Début novembre 2021, une commission de l’IGÉSR (Inspection Générale de l’Éducation, du Sport et de la Recherche) est alors envoyée à la rencontre d’une trentaine d’étudiants. « Les enquêteurs avaient une mission d’inspection sur de possibles faits de maltraitance vis-à-vis d’étudiants du CFUO de Besançon », précise Benoît Géniaut.
Préventivement, trois personnes de l’équipe pédagogique dont le directeur de formation, explicitement nommées dans les témoignages, sont suspendues : un enseignant-chercheur titulaire, un enseignant-chercheur associé ainsi qu’un vacataire. Deux autres personnes mises en cause n’ont pas été officiellement suspendues, étant en congé longue maladie. « La commission de l’IGÉSR et l’équipe du CFUO nous ont assuré que ces enseignants ne reviendraient pas », se souvient Bérangère.
Des difficultés pour l’équipe pédagogique « de transition »
Pour palier à l’absence des trois enseignants, une « équipe pédagogique de transition » est nommée dès novembre 2021 pour continuer à dispenser des cours aux étudiants en orthophonie. « Il n’y avait plus personne pour faire tourner la boutique, explique Claire, l’enseignante vacataire, alors l’Université m’a recontacté pour que je puisse donner des cours en attendant ». Pendant 5 mois, pour répondre à l’urgence, Claire réintègre donc l’Université et assure des cours, en plus de son travail d’orthophoniste à temps plein. Avec ses collègues, elle tente de maintenir le CFUO la tête hors de l’eau.

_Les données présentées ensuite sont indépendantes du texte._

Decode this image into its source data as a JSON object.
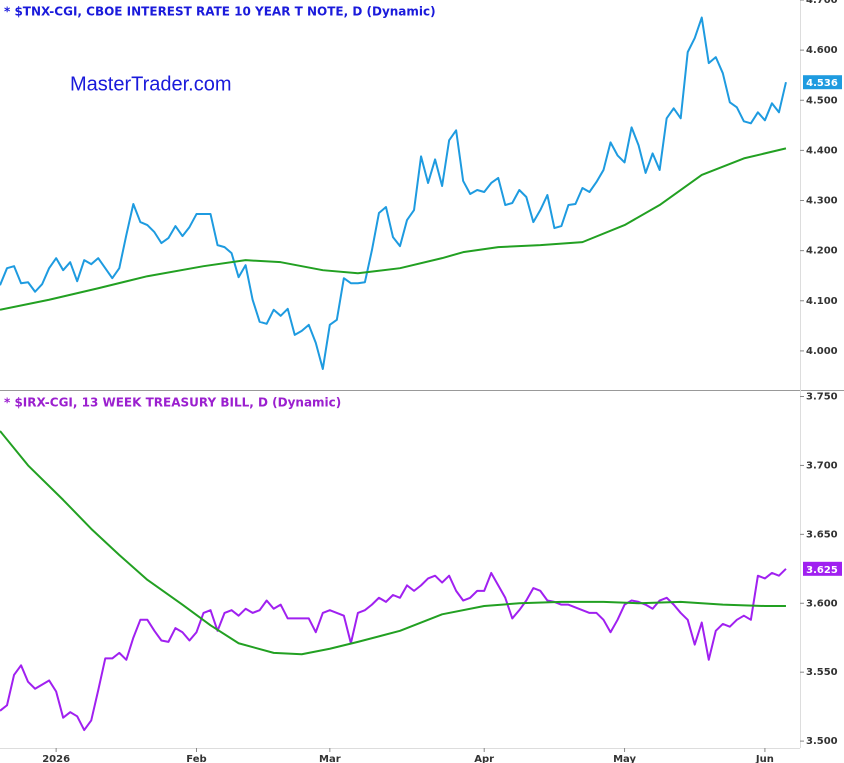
{
  "chart_data": [
    {
      "type": "line",
      "title": "* $TNX-CGI, CBOE INTEREST RATE 10 YEAR T NOTE, D (Dynamic)",
      "title_color": "#1a1adb",
      "annotation": "MasterTrader.com",
      "x": [
        0,
        1,
        2,
        3,
        4,
        5,
        6,
        7,
        8,
        9,
        10,
        11,
        12,
        13,
        14,
        15,
        16,
        17,
        18,
        19,
        20,
        21,
        22,
        23,
        24,
        25,
        26,
        27,
        28,
        29,
        30,
        31,
        32,
        33,
        34,
        35,
        36,
        37,
        38,
        39,
        40,
        41,
        42,
        43,
        44,
        45,
        46,
        47,
        48,
        49,
        50,
        51,
        52,
        53,
        54,
        55,
        56,
        57,
        58,
        59,
        60,
        61,
        62,
        63,
        64,
        65,
        66,
        67,
        68,
        69,
        70,
        71,
        72,
        73,
        74,
        75,
        76,
        77,
        78,
        79,
        80,
        81,
        82,
        83,
        84,
        85,
        86,
        87,
        88,
        89,
        90,
        91,
        92,
        93,
        94,
        95,
        96,
        97,
        98,
        99,
        100,
        101,
        102,
        103,
        104,
        105,
        106,
        107,
        108,
        109,
        110,
        111,
        112
      ],
      "xlim": [
        0,
        114
      ],
      "ylim": [
        3.922,
        4.7
      ],
      "yticks": [
        {
          "value": 4,
          "label": "4.000"
        },
        {
          "value": 4.1,
          "label": "4.100"
        },
        {
          "value": 4.2,
          "label": "4.200"
        },
        {
          "value": 4.3,
          "label": "4.300"
        },
        {
          "value": 4.4,
          "label": "4.400"
        },
        {
          "value": 4.5,
          "label": "4.500"
        },
        {
          "value": 4.6,
          "label": "4.600"
        },
        {
          "value": 4.7,
          "label": "4.700"
        }
      ],
      "series": [
        {
          "color": "#1e9be0",
          "last_label": true,
          "values": [
            4.131,
            4.165,
            4.169,
            4.135,
            4.137,
            4.118,
            4.133,
            4.165,
            4.185,
            4.161,
            4.177,
            4.139,
            4.181,
            4.173,
            4.185,
            4.165,
            4.145,
            4.165,
            4.231,
            4.293,
            4.257,
            4.251,
            4.237,
            4.215,
            4.225,
            4.249,
            4.229,
            4.247,
            4.273,
            4.273,
            4.273,
            4.211,
            4.207,
            4.195,
            4.147,
            4.171,
            4.102,
            4.058,
            4.054,
            4.082,
            4.07,
            4.084,
            4.032,
            4.04,
            4.052,
            4.016,
            3.964,
            4.052,
            4.062,
            4.145,
            4.135,
            4.135,
            4.137,
            4.201,
            4.275,
            4.287,
            4.227,
            4.209,
            4.261,
            4.281,
            4.388,
            4.335,
            4.382,
            4.329,
            4.42,
            4.44,
            4.339,
            4.313,
            4.321,
            4.317,
            4.335,
            4.345,
            4.291,
            4.295,
            4.321,
            4.307,
            4.257,
            4.281,
            4.311,
            4.245,
            4.249,
            4.291,
            4.293,
            4.325,
            4.317,
            4.337,
            4.361,
            4.416,
            4.39,
            4.376,
            4.446,
            4.41,
            4.355,
            4.394,
            4.361,
            4.464,
            4.484,
            4.464,
            4.596,
            4.624,
            4.665,
            4.574,
            4.586,
            4.554,
            4.496,
            4.486,
            4.458,
            4.454,
            4.476,
            4.46,
            4.494,
            4.476,
            4.536
          ]
        },
        {
          "color": "#22a022",
          "x": [
            0,
            7,
            14,
            21,
            29,
            35,
            40,
            46,
            51,
            57,
            63,
            66,
            71,
            77,
            83,
            89,
            94,
            100,
            106,
            112
          ],
          "values": [
            4.082,
            4.102,
            4.125,
            4.149,
            4.169,
            4.181,
            4.177,
            4.161,
            4.155,
            4.165,
            4.185,
            4.197,
            4.207,
            4.211,
            4.217,
            4.251,
            4.291,
            4.351,
            4.384,
            4.404
          ]
        }
      ]
    },
    {
      "type": "line",
      "title": "* $IRX-CGI, 13 WEEK TREASURY BILL, D (Dynamic)",
      "title_color": "#9b1fcf",
      "x": [
        0,
        1,
        2,
        3,
        4,
        5,
        6,
        7,
        8,
        9,
        10,
        11,
        12,
        13,
        14,
        15,
        16,
        17,
        18,
        19,
        20,
        21,
        22,
        23,
        24,
        25,
        26,
        27,
        28,
        29,
        30,
        31,
        32,
        33,
        34,
        35,
        36,
        37,
        38,
        39,
        40,
        41,
        42,
        43,
        44,
        45,
        46,
        47,
        48,
        49,
        50,
        51,
        52,
        53,
        54,
        55,
        56,
        57,
        58,
        59,
        60,
        61,
        62,
        63,
        64,
        65,
        66,
        67,
        68,
        69,
        70,
        71,
        72,
        73,
        74,
        75,
        76,
        77,
        78,
        79,
        80,
        81,
        82,
        83,
        84,
        85,
        86,
        87,
        88,
        89,
        90,
        91,
        92,
        93,
        94,
        95,
        96,
        97,
        98,
        99,
        100,
        101,
        102,
        103,
        104,
        105,
        106,
        107,
        108,
        109,
        110,
        111,
        112
      ],
      "xlim": [
        0,
        114
      ],
      "xticks": [
        {
          "value": 8,
          "label": "2026"
        },
        {
          "value": 28,
          "label": "Feb"
        },
        {
          "value": 47,
          "label": "Mar"
        },
        {
          "value": 69,
          "label": "Apr"
        },
        {
          "value": 89,
          "label": "May"
        },
        {
          "value": 109,
          "label": "Jun"
        }
      ],
      "ylim": [
        3.495,
        3.754
      ],
      "yticks": [
        {
          "value": 3.5,
          "label": "3.500"
        },
        {
          "value": 3.55,
          "label": "3.550"
        },
        {
          "value": 3.6,
          "label": "3.600"
        },
        {
          "value": 3.65,
          "label": "3.650"
        },
        {
          "value": 3.7,
          "label": "3.700"
        },
        {
          "value": 3.75,
          "label": "3.750"
        }
      ],
      "series": [
        {
          "color": "#a020f0",
          "last_label": true,
          "values": [
            3.522,
            3.526,
            3.548,
            3.555,
            3.543,
            3.538,
            3.541,
            3.544,
            3.536,
            3.517,
            3.521,
            3.518,
            3.508,
            3.515,
            3.537,
            3.56,
            3.56,
            3.564,
            3.559,
            3.575,
            3.588,
            3.588,
            3.58,
            3.573,
            3.572,
            3.582,
            3.579,
            3.573,
            3.579,
            3.593,
            3.595,
            3.58,
            3.593,
            3.595,
            3.591,
            3.596,
            3.593,
            3.595,
            3.602,
            3.596,
            3.599,
            3.589,
            3.589,
            3.589,
            3.589,
            3.579,
            3.593,
            3.595,
            3.593,
            3.591,
            3.571,
            3.593,
            3.595,
            3.599,
            3.604,
            3.601,
            3.606,
            3.604,
            3.613,
            3.609,
            3.613,
            3.618,
            3.62,
            3.615,
            3.62,
            3.609,
            3.602,
            3.604,
            3.609,
            3.609,
            3.622,
            3.613,
            3.604,
            3.589,
            3.595,
            3.602,
            3.611,
            3.609,
            3.602,
            3.601,
            3.599,
            3.599,
            3.597,
            3.595,
            3.593,
            3.593,
            3.588,
            3.579,
            3.588,
            3.599,
            3.602,
            3.601,
            3.599,
            3.596,
            3.602,
            3.604,
            3.599,
            3.593,
            3.588,
            3.57,
            3.586,
            3.559,
            3.58,
            3.585,
            3.583,
            3.588,
            3.591,
            3.588,
            3.62,
            3.618,
            3.622,
            3.62,
            3.625
          ]
        },
        {
          "color": "#22a022",
          "x": [
            0,
            4,
            9,
            13,
            17,
            21,
            26,
            30,
            34,
            39,
            43,
            47,
            51,
            57,
            63,
            69,
            74,
            80,
            86,
            91,
            97,
            103,
            109,
            112
          ],
          "values": [
            3.725,
            3.7,
            3.675,
            3.654,
            3.635,
            3.617,
            3.599,
            3.584,
            3.571,
            3.564,
            3.563,
            3.567,
            3.572,
            3.58,
            3.592,
            3.598,
            3.6,
            3.601,
            3.601,
            3.6,
            3.601,
            3.599,
            3.598,
            3.598
          ]
        }
      ]
    }
  ]
}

« C’était très compliqué : certains cours n’étaient pas assurés, les enseignants ne répondaient pas aux mails », explique Charlotte. Et pour cause : les tâches nouvellement attribuées à cette équipe auraient été réalisées de façon bénévole. « Je n’ai pas été rémunérée pour aucune heure que j’ai faite », confie Claire. « Il nous a été dit oralement que l’Université ferait tout pour que ces heures soient payées, mais finalement, on nous a dit que ce ne serait pas possible. J’ai envoyé plusieurs mails pour demander la régularisation de la situation, tous restés sans réponse ». De son côté, la présidence de l’Université affirme que « toutes les heures de cours données sont toujours déclarées et payées par l’Université ». Pour le reste, une demande d’instruction est en cours au service des ressources humaines de l’Université pour estimer le temps passé sur les tâches administratives.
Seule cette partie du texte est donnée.